Wooing more hi-tech firms, starting with Amazon Web Services

Wooing more hi-tech firms, starting with Amazon Web Services

The government is keen to take advantage of the conditions that drew a major investment from Microsoft so as to attract more high-technology companies to Greece, developing a five-pronged strategy to this end.

Already coming in the wake of Microsoft’s announcement last week of a major investment in the data center sector, Kathimerini understands that Amazon Web Services is also planning to create a branch in Athens as of this January. Amazon Web Services, which has already entered the Greek market, is active in cloud technologies and enjoys a run rate of over $40 billion.

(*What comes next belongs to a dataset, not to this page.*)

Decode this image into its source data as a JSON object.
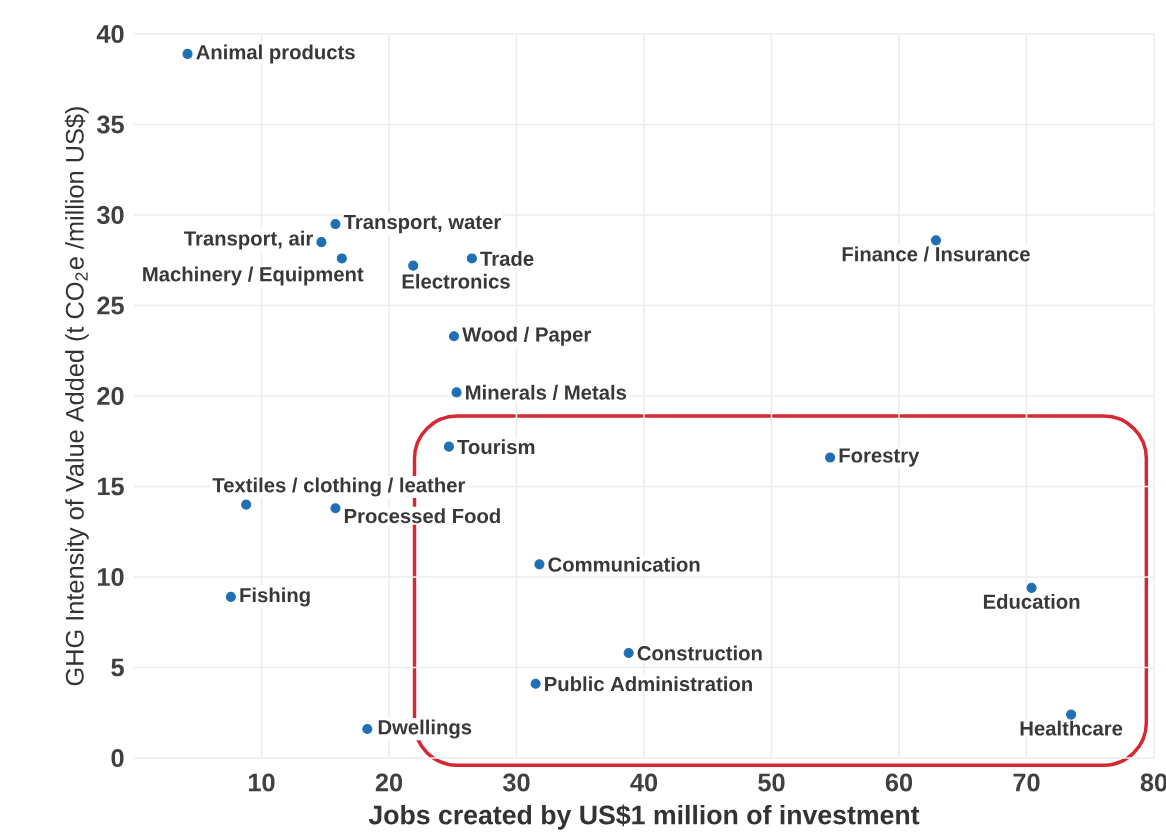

It is this set of conditions that the government intends to exploit. Officials say it is not only seeking to attract high-tech investments, but also workers in this field of the economy who do not need to have a physical presence at the company they will work for. These are the so-called digital nomads, who could choose Greece as their country of residence on the grounds of the weather and general conditions, provided the digital infrastructure is in place.

The plan is not just about digital investments of course, as the government’s priorities further include the attraction of multinationals from all sectors, as well as of asset managers wishing to leave London after Brexit and seeking the ideal conditions for remote working.

To achieve these goals, government officials say that Athens’ strategy revolves around five main points, the first being tax incentives. Following the tax and social security contribution cuts implemented in 2019 and 2020, the government plans to slash contributions by another 3% in 2021, for which the solidarity levy has also been suspended.

The second point regards technological infrastructure, with the promotion of the 5G tender by year-end, fiberoptic installation and network speed increase.

The government is further developing initiatives in three other areas: the acceleration of justice, the strengthening of institutional reliability (helped already by the tackling of the pandemic and the verdict on Golden Dawn) and speeding up licensing with the reduction of bureaucracy.